Kulturpresseschau: «Lieber ein Verriss als Ignoranz»

Von

|

Drucken Drucken

By Lukas Meyer

Pianist Oliver Schnyder redet mit Mark van Huisseling in der «Weltwoche» über sein Verhältnis zur Musikkritik. Zuerst äus­sert Journalist van Huisseling sei­ne Meinung über eine – posi­ti­ve – Besprechung eines Auftrittes von Schnyder und vor allem über die Journalistin und die Zeitung: «Ich über­le­ge mir, wes­halb jemand, der ent­we­der so viel weiss oder so gut bluf­fen kann, beim ‹Landboten› in Winterthur gelan­det ist.» Schnyder meint, beson­ders wich­tig sei­en ihm Kritiken nicht: «Ich habe kein Argus-Abo. Und weiss nicht, wie reprä­sen­ta­tiv Kritiken sind, ob das die Leute noch lesen. Ich hof­fe aber, dass sie über­le­ben, es ist eine Form von Wertschätzung von gesell­schaft­li­cher Seite; lie­ber einen Verriss als Ignoranz.»

*

In der deut­schen «Welt» sieht Ioan Holender, ehe­ma­li­ger Direktor der Wiener Staatsoper, ein ande­res Problem in die­sem Fach: «Äquidistante, sach­li­che und kun­di­ge Musikkritiker gibt es kaum mehr, die mei­sten las­sen sich durch diver­se Vorberichte, Interviews, Reiseempfehlungen und sogar Bücherschreiben über die Protagonisten von die­sen selbst bezah­len. Wie kann ein Musikkritiker Negatives über ein Opernhaus schrei­ben, wenn er ein bezahl­tes Buch über des­sen Direktor schreibt?»

*

Im glei­chen Kontext stellt das Bundesamt für Kultur eine etwas ande­re Frage, näm­lich «Where the hell is the press?». Unter die­sem Titel ermög­licht es sechs Musikjournalistinnen und ‑jour­na­li­sten am Anfang ihrer Karriere ein von Ane Hebeisen (Der Bund) und Yann Zitouni (RTS) beglei­tes Mentoringprogramm im Rahmen des Festivals «Bad Bonn Kilbi». Als Modell dürf­ten die­sem Projekt auch die Living Cases von kulturkritik.ch Pate gestan­den haben, die nach zwei Pilotdurchführungen 2011 und 2012 im lau­fen­den Jahr in einer stark aus­ge­wei­te­ten Form ange­bo­ten wer­den – mit je einem Fokus auf einem Schweizer Musik‑, Film‑, Literatur- oder Theaterfestival.

*

Roman Bucheli, Literaturkritiker der «Neuen Zürcher Zeitung», schreibt unter dem Titel «Ein Leben nach dem Papier» über den Stand sei­ner Profession – und sieht das Internet erfreu­li­cher­wei­se nicht als Bedrohung, son­dern als Chance: «Das Digitale muss dar­um nicht der Totengräber der ana­lo­gen Kritik sein, es könn­te viel­mehr Plattform wer­den für eine kri­tisch-ana­ly­ti­sche Kompetenz, wie es sie seit Lessing immer wie­der gege­ben hat.»

*

Nicht Bucheli, son­dern sei­ne Kollegin Andrea Köhler schreibt in der «NZZ» – sehr dif­fe­ren­ziert und nicht nur nega­tiv – über den neu­en Roman von Dan Brown und wider­legt damit den «Telegraph»-Journalisten Michael Deacon, der den Bestseller-Autor («Illuminati», «The Da Vinci Code») gegen die erwar­te­ten Verrisse sei­ner Kollegen in Schutz nimmt. «Wer küm­mert sich dar­um, was die Kritiker sagen?
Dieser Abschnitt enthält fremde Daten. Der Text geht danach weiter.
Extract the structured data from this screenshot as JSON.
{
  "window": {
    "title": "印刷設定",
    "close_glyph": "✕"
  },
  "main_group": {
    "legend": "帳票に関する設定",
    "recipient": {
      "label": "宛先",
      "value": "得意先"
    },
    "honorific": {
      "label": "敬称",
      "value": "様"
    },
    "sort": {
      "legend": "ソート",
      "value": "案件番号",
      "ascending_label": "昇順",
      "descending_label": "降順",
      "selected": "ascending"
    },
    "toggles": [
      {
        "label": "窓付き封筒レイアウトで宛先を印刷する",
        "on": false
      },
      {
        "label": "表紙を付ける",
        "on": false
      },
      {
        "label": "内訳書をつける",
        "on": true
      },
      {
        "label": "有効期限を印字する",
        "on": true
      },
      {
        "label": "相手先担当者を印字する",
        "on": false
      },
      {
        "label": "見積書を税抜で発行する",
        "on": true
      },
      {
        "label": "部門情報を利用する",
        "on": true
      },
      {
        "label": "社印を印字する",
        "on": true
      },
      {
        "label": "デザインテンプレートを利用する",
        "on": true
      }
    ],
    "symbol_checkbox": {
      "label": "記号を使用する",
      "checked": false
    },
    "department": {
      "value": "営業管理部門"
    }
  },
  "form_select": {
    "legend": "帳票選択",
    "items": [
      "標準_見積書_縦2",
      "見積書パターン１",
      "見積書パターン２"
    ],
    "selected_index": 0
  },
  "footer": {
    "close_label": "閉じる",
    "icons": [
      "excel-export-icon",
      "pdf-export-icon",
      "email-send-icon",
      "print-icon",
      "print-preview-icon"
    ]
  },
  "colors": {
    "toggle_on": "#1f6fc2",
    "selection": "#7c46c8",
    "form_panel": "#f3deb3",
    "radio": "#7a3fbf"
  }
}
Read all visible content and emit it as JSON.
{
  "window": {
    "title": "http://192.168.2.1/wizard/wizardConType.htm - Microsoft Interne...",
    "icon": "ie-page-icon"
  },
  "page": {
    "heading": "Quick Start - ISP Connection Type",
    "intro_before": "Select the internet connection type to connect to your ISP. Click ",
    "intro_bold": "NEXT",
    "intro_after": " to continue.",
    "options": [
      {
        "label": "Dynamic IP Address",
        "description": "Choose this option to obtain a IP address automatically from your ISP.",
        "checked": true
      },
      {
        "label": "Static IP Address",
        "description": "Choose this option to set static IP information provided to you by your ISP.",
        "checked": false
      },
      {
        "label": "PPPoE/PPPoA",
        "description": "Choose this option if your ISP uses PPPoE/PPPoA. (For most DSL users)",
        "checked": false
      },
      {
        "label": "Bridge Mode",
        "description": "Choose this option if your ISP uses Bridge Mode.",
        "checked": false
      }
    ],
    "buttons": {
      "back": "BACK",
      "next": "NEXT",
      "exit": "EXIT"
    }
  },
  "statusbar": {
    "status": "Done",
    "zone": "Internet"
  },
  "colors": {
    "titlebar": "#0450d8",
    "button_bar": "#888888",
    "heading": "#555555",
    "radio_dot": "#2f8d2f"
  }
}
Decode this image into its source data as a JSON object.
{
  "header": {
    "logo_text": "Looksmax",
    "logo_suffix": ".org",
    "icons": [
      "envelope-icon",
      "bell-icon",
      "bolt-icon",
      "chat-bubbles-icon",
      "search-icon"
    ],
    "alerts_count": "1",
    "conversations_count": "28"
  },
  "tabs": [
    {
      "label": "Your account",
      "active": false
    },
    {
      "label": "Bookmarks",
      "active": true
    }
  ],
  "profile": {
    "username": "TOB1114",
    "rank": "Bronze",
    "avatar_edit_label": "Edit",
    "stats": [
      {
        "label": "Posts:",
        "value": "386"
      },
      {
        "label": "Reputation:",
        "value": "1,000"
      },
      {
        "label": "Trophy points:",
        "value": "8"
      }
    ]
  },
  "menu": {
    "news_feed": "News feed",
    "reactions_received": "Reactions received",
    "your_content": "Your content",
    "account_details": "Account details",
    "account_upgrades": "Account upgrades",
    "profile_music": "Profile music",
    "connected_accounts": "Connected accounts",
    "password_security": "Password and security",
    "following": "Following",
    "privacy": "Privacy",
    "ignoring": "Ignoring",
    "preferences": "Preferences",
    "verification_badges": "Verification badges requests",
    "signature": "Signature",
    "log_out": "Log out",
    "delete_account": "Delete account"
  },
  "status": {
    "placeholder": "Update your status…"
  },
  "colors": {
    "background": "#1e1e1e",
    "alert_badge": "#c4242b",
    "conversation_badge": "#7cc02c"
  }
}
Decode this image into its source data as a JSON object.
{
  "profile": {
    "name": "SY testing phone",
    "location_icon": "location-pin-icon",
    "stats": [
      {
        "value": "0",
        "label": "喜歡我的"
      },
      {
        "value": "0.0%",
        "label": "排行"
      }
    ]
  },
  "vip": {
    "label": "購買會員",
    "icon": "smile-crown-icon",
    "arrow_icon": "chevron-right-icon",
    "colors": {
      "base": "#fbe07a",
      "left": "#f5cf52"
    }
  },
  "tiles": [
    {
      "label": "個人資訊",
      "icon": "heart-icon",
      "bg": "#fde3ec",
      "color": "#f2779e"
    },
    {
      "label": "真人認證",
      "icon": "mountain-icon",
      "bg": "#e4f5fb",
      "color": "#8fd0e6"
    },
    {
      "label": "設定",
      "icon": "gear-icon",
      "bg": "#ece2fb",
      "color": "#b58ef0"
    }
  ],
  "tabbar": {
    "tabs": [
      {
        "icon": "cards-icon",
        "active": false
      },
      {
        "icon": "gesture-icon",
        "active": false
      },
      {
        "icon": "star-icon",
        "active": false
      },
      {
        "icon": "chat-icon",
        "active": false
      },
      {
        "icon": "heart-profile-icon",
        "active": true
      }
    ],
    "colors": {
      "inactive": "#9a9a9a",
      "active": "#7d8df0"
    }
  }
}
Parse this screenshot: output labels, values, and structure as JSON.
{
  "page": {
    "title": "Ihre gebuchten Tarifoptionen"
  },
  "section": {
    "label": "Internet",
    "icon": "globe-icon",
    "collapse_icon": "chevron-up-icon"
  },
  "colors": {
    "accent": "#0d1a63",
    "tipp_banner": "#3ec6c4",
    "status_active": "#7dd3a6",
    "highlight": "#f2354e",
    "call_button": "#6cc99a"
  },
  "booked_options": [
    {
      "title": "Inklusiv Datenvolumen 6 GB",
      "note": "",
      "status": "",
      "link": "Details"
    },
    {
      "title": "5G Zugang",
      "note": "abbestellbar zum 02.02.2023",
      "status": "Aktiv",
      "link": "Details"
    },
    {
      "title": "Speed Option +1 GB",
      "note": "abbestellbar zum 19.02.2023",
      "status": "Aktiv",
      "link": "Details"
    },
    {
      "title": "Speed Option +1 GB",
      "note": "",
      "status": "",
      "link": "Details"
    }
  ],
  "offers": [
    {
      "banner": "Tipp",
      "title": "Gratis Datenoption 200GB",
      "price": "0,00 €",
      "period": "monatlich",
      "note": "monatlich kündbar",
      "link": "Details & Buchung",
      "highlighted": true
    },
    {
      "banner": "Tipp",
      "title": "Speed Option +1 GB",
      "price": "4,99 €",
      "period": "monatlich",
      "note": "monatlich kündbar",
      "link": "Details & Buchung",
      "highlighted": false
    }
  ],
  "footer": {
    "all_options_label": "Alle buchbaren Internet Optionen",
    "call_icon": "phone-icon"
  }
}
Sie sind Snobs. Du hast eine Million Fans, von Barack Obama bis zu Britney Spears», lässt Deacon in einem fik­ti­ven Dialog Browns Agenten sagen, und schliesst so: «Vielleicht wür­de er sich eines Tages, inspi­riert von der wun­der­schö­nen Frau Brown, der roman­ti­schen Dichtung zuwen­den.» Ob er damit die Kritiker für sich gewin­nen könn­te?

*

Die vier­tel­jähr­lich erschei­nen­de Zeitschrift «The Paris Review» fei­ert die­ses Jahr ihren 60. Geburtstag. Unter ande­rem führt sie unter den Rubriken «The Art of Fiction» und «The Art of Poetry» Werkstattgespräche mit Schriftstellern und Poeten. Dasselbe gibt es unter «The Art of Criticism» mit Kritikern und Experten, wie Literaturwissenschaftler George Steiner. Das sehr aus­führ­li­che Gespräch vom Herbst 1994 wirft einen Blick auf sein Leben und sei­ne Laufbahn, sei­ne Lese- und Schreibgewohnheiten und die Krise des Intellektuellen («man of let­ters»): «Früher woll­ten die Leute von einem kul­ti­vier­ten Nicht-Spezialisten etwas über Literatur und Kunst hören. Heute sagen mei­ne Kritiker, ich sei ein zu weit gestreck­ter Generalist in einem Zeitalter, in dem das nicht mehr gemacht wird, in dem nur das spe­zia­li­sier­te Wissen gefragt ist.»

*

Ob Generalist oder Spezialist: Vielleicht aus­schlag­ge­ben­der als das Berufsbild ist sei­ne jewei­li­ge per­sön­li­che Interpretation durch den Kritiker. Besonders anschau­lich wird dies anhand der Bildstrecke mit Arbeitsplätzen von Kreativen (zu denen Journalisten, wenig­stens die besten, hof­fent­lich gezählt wer­den dür­fen), von Mark Twain über Joan Miro bis zu Yves Saint Laurent.

: http://www.kulturkritik.ch/2013/kulturpresseschau-lieber-ein-verriss-als-ignoranz/

Einen Text gelesen und der hat gefallen? Spende per TWINT ein paar Franken - ohne Abo, aber mit gutem Gewissen. Geht doch auch.



Newsletter

Unsere Newsletter kommt nicht oft und nur dann, wenn etwas wichtig ist. Sie können sich jederzeit wieder abmelden.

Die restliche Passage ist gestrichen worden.